Этот рубеж ощущался в 70-х годах, конечно, гораздо сильнее, — и Толстой поставил свою Анну в то новое, трагическое положение, в которое Пушкин не хотел ставить Татьяну.
Но поворот Толстого к Пушкину выражался не только в тематических и сюжетных сближениях: это поверхность того процесса, о котором Толстой писал Страхову в 1872 г. и первым выражением которого был «Кавказский пленник». В прозе Пушкина он увидел образец той самой повествовательной чистоты и четкости, которой так восторгался при чтении греческих авторов. Об этом ясно свидетельствуют письма Толстого к П. Д. Голохвастову 1873 г.: «Вы не поверите, — пишет он 30 марта, — что я с восторгом, давно уже мною не испытываемым, читал это последнее время после вас — Повести Белкина, в 7-й раз в моей жизни. Писателю надо не переставать изучать это сокровище. На меня это новое изучение произвело сильное действие» (62,18). Интересно, что Толстой говорит именно об изучении; он рассматривает прозу Пушкина как образцовую систему, как норму. В письме от 9 апреля он подводит замечательный итог этому изучению: «Изучение это чем важно? Область поэзии бесконечна, как жизнь; но все предметы поэзии предвечно распределены по известной иерархии, и смешение низших с высшими или принятие низшего за высший есть один из главных камней преткновения. У великих поэтов, у Пушкина, эта гармоническая правильность распределения предметов доведена до совершенства. Я знаю, что анализировать этого нельзя, но это чувствуется и усваивается. Чтение даровитых, но негармонических писателей (то же музыка, живопись) раздражает и как будто поощряет к работе и расширяет область; но это ошибочно; а чтение Гомера, Пушкина сжимает область и если возбуждает к работе, то безошибочно» (62, 22).

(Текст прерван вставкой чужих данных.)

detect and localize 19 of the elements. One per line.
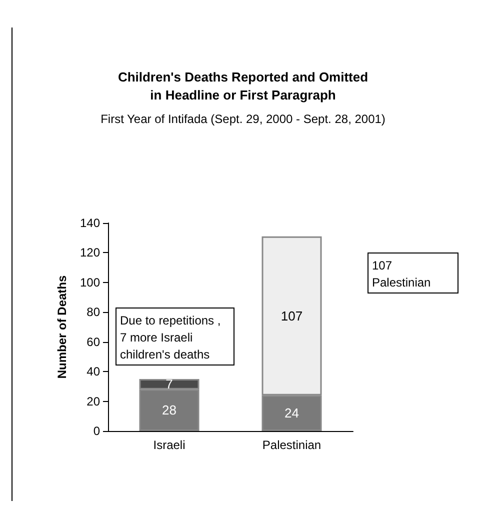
data-label: 7 bbox=[166, 376, 173, 392]
data-label: 24 bbox=[284, 406, 299, 421]
annotation: Due to repetitions , 7 more Israeli children's deaths bbox=[120, 314, 221, 362]
data-label: 28 bbox=[162, 402, 176, 418]
y-tick-label: 140 bbox=[80, 216, 100, 230]
data-label: 107 bbox=[280, 308, 303, 324]
y-tick-label: 80 bbox=[86, 305, 100, 320]
y-tick-label: 120 bbox=[80, 246, 100, 260]
y-axis-title: Number of Deaths bbox=[55, 275, 69, 379]
x-tick-label: Israeli bbox=[153, 438, 186, 452]
chart-title: Children's Deaths Reported and Omitted in Headline or First Paragraph bbox=[118, 70, 368, 102]
text: 107 Palestinian bbox=[372, 258, 431, 290]
chart-subtitle: First Year of Intifada (Sept. 29, 2000 - Sept. 28, 2001) bbox=[100, 112, 386, 126]
y-tick-label: 40 bbox=[86, 364, 100, 379]
y-tick-label: 0 bbox=[93, 424, 100, 438]
x-tick-label: Palestinian bbox=[262, 438, 322, 452]
y-tick-label: 100 bbox=[80, 275, 100, 290]
y-tick-label: 20 bbox=[86, 394, 100, 408]
y-tick-label: 60 bbox=[86, 334, 100, 349]
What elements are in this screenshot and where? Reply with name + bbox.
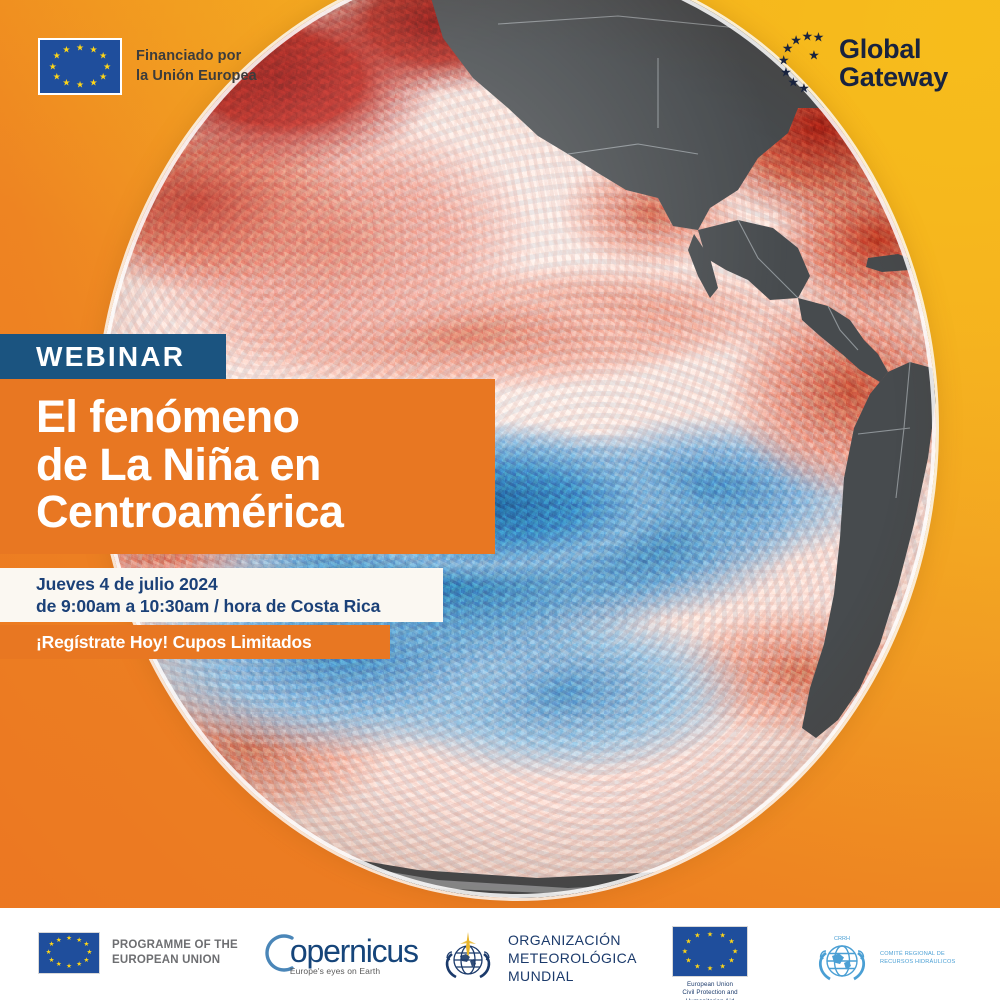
- crrh-line1: COMITÉ REGIONAL DE: [880, 951, 945, 958]
- wmo-line2: METEOROLÓGICA: [508, 949, 637, 966]
- wmo-globe-laurel-icon: [445, 932, 491, 979]
- wmo-line3: MUNDIAL: [508, 968, 574, 985]
- global-gateway-text: Global Gateway: [839, 33, 948, 92]
- crrh-globe-laurel-icon: CRRH: [819, 936, 865, 981]
- title-line-1: El fenómeno: [36, 391, 300, 442]
- register-cta-label: ¡Regístrate Hoy! Cupos Limitados: [36, 631, 312, 652]
- copernicus-name: opernicus: [289, 932, 419, 969]
- eu-funding-text: Financiado por la Unión Europea: [136, 47, 257, 86]
- webinar-badge: WEBINAR: [0, 334, 226, 379]
- logo-copernicus: ★ ★ ★ ★ ★ ★ ★ ★ ★ ★ ★ ★ PROGRAMME OF THE…: [38, 930, 419, 976]
- event-date: Jueves 4 de julio 2024: [36, 573, 218, 594]
- title-line-3: Centroamérica: [36, 486, 344, 538]
- register-cta-bar[interactable]: ¡Regístrate Hoy! Cupos Limitados: [0, 625, 390, 659]
- page-title: El fenómeno de La Niña en Centroamérica: [0, 379, 495, 536]
- eu-flag-icon: ★ ★ ★ ★ ★ ★ ★ ★ ★ ★ ★ ★: [38, 38, 122, 95]
- eu-flag-icon: ★ ★ ★ ★ ★ ★ ★ ★ ★ ★ ★ ★: [38, 932, 100, 974]
- echo-text: European Union Civil Protection and Huma…: [682, 981, 737, 1000]
- crrh-text: COMITÉ REGIONAL DE RECURSOS HIDRÁULICOS: [880, 951, 956, 966]
- crrh-emblem-label: CRRH: [834, 936, 850, 942]
- copernicus-wordmark: opernicus Europe's eyes on Earth: [254, 930, 419, 976]
- eu-funding-line1: Financiado por: [136, 48, 242, 65]
- copernicus-tagline: Europe's eyes on Earth: [289, 966, 381, 976]
- title-line-2: de La Niña en: [36, 438, 321, 490]
- event-time: de 9:00am a 10:30am / hora de Costa Rica: [36, 596, 381, 616]
- webinar-badge-label: WEBINAR: [36, 340, 186, 372]
- footer-logo-bar: ★ ★ ★ ★ ★ ★ ★ ★ ★ ★ ★ ★ PROGRAMME OF THE…: [0, 908, 1000, 1000]
- land-masses: [98, 0, 936, 898]
- eu-stars-arc-icon: ★ ★ ★ ★ ★ ★ ★ ★ ★: [777, 28, 825, 96]
- eu-funding-logo: ★ ★ ★ ★ ★ ★ ★ ★ ★ ★ ★ ★ Financiado por l…: [38, 38, 257, 95]
- copernicus-eu-line1: PROGRAMME OF THE: [112, 939, 238, 952]
- logo-echo: ★ ★ ★ ★ ★ ★ ★ ★ ★ ★ ★ ★ European Union C…: [672, 926, 748, 1000]
- wmo-text: ORGANIZACIÓN METEOROLÓGICA MUNDIAL: [508, 931, 637, 986]
- logo-crrh: CRRH COMITÉ REGIONAL DE RECURSOS HIDRÁUL…: [812, 930, 956, 988]
- global-gateway-logo: ★ ★ ★ ★ ★ ★ ★ ★ ★ Global Gateway: [777, 28, 948, 96]
- global-gateway-line1: Global: [839, 33, 922, 64]
- wmo-line1: ORGANIZACIÓN: [508, 931, 621, 948]
- echo-line1: European Union: [686, 981, 734, 988]
- title-panel: El fenómeno de La Niña en Centroamérica: [0, 379, 495, 554]
- eu-funding-line2: la Unión Europea: [136, 67, 257, 84]
- logo-wmo: ORGANIZACIÓN METEOROLÓGICA MUNDIAL: [440, 930, 637, 986]
- event-datetime-panel: Jueves 4 de julio 2024 de 9:00am a 10:30…: [0, 568, 443, 622]
- copernicus-arc-icon: [265, 934, 294, 972]
- echo-line3: Humanitarian Aid: [682, 998, 737, 1000]
- copernicus-eu-line2: EUROPEAN UNION: [112, 954, 221, 966]
- echo-line2: Civil Protection and: [682, 989, 738, 997]
- eu-flag-icon: ★ ★ ★ ★ ★ ★ ★ ★ ★ ★ ★ ★: [672, 926, 748, 977]
- crrh-line2: RECURSOS HIDRÁULICOS: [880, 959, 956, 965]
- copernicus-eu-text: PROGRAMME OF THE EUROPEAN UNION: [112, 938, 238, 967]
- global-gateway-line2: Gateway: [839, 62, 948, 92]
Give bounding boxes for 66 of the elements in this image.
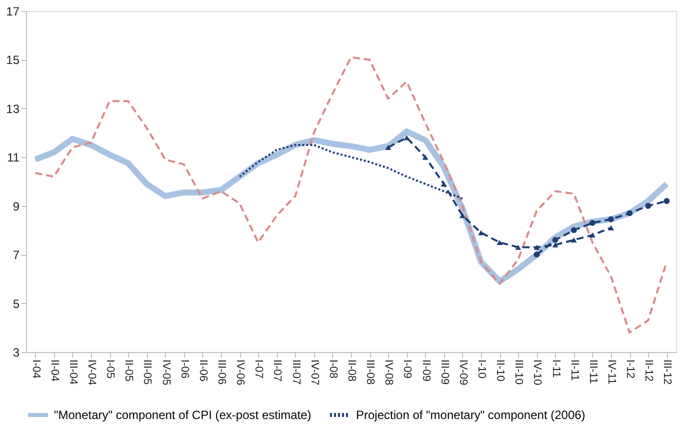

В письме к Страхову Толстой недаром подчеркивал «случайность» совпадения своей будущей манеры с народным творчеством: дело было действительно не в фольклоре, а в новых художественных принципах — в отказе от натуралистического уклона, от «описательства». В приведенной цитате Толстой, в сущности говоря, утверждает необходимость особой поэтики реализма, удерживающей искусство на высоте художественной системы. Общий принцип реализма («область поэзии бесконечна, как жизнь») еще не решает основных для искусства вопросов: об отборе материала, об его оценке и освещении, о принципах стиля и повествования. Читая «Повести Белкина», Толстой почувствовал именно системность Пушкина — художественную принципиальность в обращении с материалом, в его распределении и обработке. Толстой мечтает о высоком искусстве, которое бы не только «отражало» жизнь, но и умело бы посмотреть на нее с высоты «подмосток», умело бы говорить большую, важную правду. Отсюда — мысли о художественной «иерархии» и о «гармонической правильности распределения» высоких и низких предметов. Гармоническими Толстой называет тех писателей, у которых есть система отбора и распределения; всякая система, конечно, «сжимает» взятую область, но зато придает ей внутреннюю устойчивость, закономерность и убедительность. Эта мысль была высказана и Пушкиным, только в более конкретной формулировке: «Истинный вкус состоит не в безотчетном отвержении такого-то слова, такого-то оборота, но в чувстве соразмерности». Против этой «безотчетности» в отборе материала борется и Толстой. Основная точка соприкосновения между Толстым и Пушкиным, определившаяся в этот начальный момент работы над «Анной Карениной», — требование четкой художественной системы, строящейся на принципе высокого реализма.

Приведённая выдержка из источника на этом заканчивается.